Er werd weer muziek gemaakt, alle collega
winkeliers en buren stonden buiten en werden door Joop Schweitzer(Foto- Nivo)
gefotografeerd.
Voor
de sportwinkel van tafeltennisser Frans Schoofs werd nog een liedje van De
Wama’s gespeeld, Frans werd naar buiten gelokt en toen klonk het pingpong lied:
Ping en Pong spelen pingpong, pang zegt
de pingpong bal enz..
Als
dank kreeg het orkest een zak – pingpong
ballen.Volgens het draaiboekje kon er bij
Eet café Roserijn wat gebruikt worden, ook
Indonesisch restaurant Padi stond klaar met warme saté. Overal werd druk gebruik van gemaakt. Harm
blies op zijn fluitje en de groep stelde zich op en gaf een muzikale groet aan
koffie en theehandel ’t Zonnetje en Theater Galerie Rob van Reijn, Een paar
muziekanten waren al aardig rumoerig en aangeschoten en toch werd er weer
gestopt nu bij café ’t Trefpunt, waar reclame man Charley, (Arie Vlug) met een aantal straatmuziekanten aan een tafeltje zat , ondermeer Jacob
Jager, zoon van Nikkelen Nelis en Koenraad Oedekerk met zijn schurftige
straathondje Bello.
Het
orkest dronk ook nog een biertje met deze jongens en vertrokken naar de
Haarlemmerstraat waar ook bij elk café muziek
gemaakt
werd met een slot optreden bij café de Blauwe druif waar zanger Pieter Brandt
het kozakkenlied, Kalinka, kalinka ten
gehore bracht. Er volgde een daverend applaus, daarna werden weer biertjes
gedronken en enkele beschonken muziekanten per taxi afgevoerd.
‘Dat
hoort er ook bij’, hoorde ik iemand zeggen.
De
groep werd weer opgesteld en marcheerde verder tot aan het Steakhouse van
Keulen, daar stonden Haarlemmerstraat
winkeliers, hen op te wachten met een HUTKOFFER. Ferrari, Janssen, Bonnier en
Benfleco waren de afgevaardigden. Janssen sprak een paar woorden en vroeg
directeur Wim van Pas om de koffer te openen. Onder tromgeroffel werd de koffer
geopend en wat zagen zij? Een viool, twee gitaren een dwarsfluit, een snaren
trommel en een rinkelbom.
‘Geweldig
riep van Pas, allemaal hartstikke bedankt!!’ ‘Er zit nog een brief bij’, riep
Harm, die eerste rang zat. In de brief stond,
Hartelijk dank !!
Namens,
de Amsterdamse Scheepvaartbuurt !
Pieter
Brandt smoesde nog wat in het oor van Harm Ruth en toen klonk uit alle kelen:
Ra...Ra...Ra...
wie heeft die bal, die mooie bal van goud! Op de eerste verdieping aan de
overkant werd een raampje open geschoven en wij zagen het olijke koppie van
Willem Klein (Willy Wortel) het rekenwonder van de TV.
Hij
riep, ‘Jongens ik heb hem!’ ‘Wat heb je?’
‘Ogenblikje.’
Hij kwam naar buiten met een mooie bal van goud. ‘Van de Kerst over gehouden’,
zei hij lachend. Met een grote groep
belangstellende
liepen de overgebleven muzikanten terug naar het Haarlemmerplein waar de bus klaar
stond om deze speciale orkestleden weer naar huis te brengen.
Zaterdagmorgen
6 juni 1981 zou de opening van de Scheepvaartbuurt om 11 uur plaatsvinden.
Vanaf
9 uur die ochtend waren we al bezig met de voorbereiding op de Eenhoornsluis.

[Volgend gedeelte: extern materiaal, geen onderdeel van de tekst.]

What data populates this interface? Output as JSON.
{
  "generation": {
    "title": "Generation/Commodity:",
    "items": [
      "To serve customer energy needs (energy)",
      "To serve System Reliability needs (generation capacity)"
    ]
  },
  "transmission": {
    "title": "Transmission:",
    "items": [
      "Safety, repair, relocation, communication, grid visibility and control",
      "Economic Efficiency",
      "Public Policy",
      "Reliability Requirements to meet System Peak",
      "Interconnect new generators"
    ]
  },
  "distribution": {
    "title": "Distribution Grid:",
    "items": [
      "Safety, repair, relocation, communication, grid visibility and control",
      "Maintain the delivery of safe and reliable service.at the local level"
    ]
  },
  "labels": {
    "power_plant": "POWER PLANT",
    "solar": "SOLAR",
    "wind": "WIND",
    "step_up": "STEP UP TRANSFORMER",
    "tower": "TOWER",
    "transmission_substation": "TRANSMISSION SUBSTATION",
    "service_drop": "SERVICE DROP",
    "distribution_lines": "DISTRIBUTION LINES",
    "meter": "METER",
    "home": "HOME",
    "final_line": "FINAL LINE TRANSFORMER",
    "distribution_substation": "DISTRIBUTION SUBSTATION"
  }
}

De bestelbus van de firma Bulle fungeerde als opslag van de spullen die we
nodig hadden.
Een
paar vrijwilligers hadden het kanon grondig schoon gemaakt en een man met een
ratel hield de duiven op afstand. Kwart voor elf
was
iedereen aanwezig. Twee zeeverkeners stonden klaar met het lint wat door een
wethouder doorgeknipt zou worden. Matrozen,
kanonniers,
marketentsters, verkenners, bloemenmeisjes, middeleeuwse figuren en de
schippers van platbodems en bruine vloot waren op en rond de sluis aanwezig.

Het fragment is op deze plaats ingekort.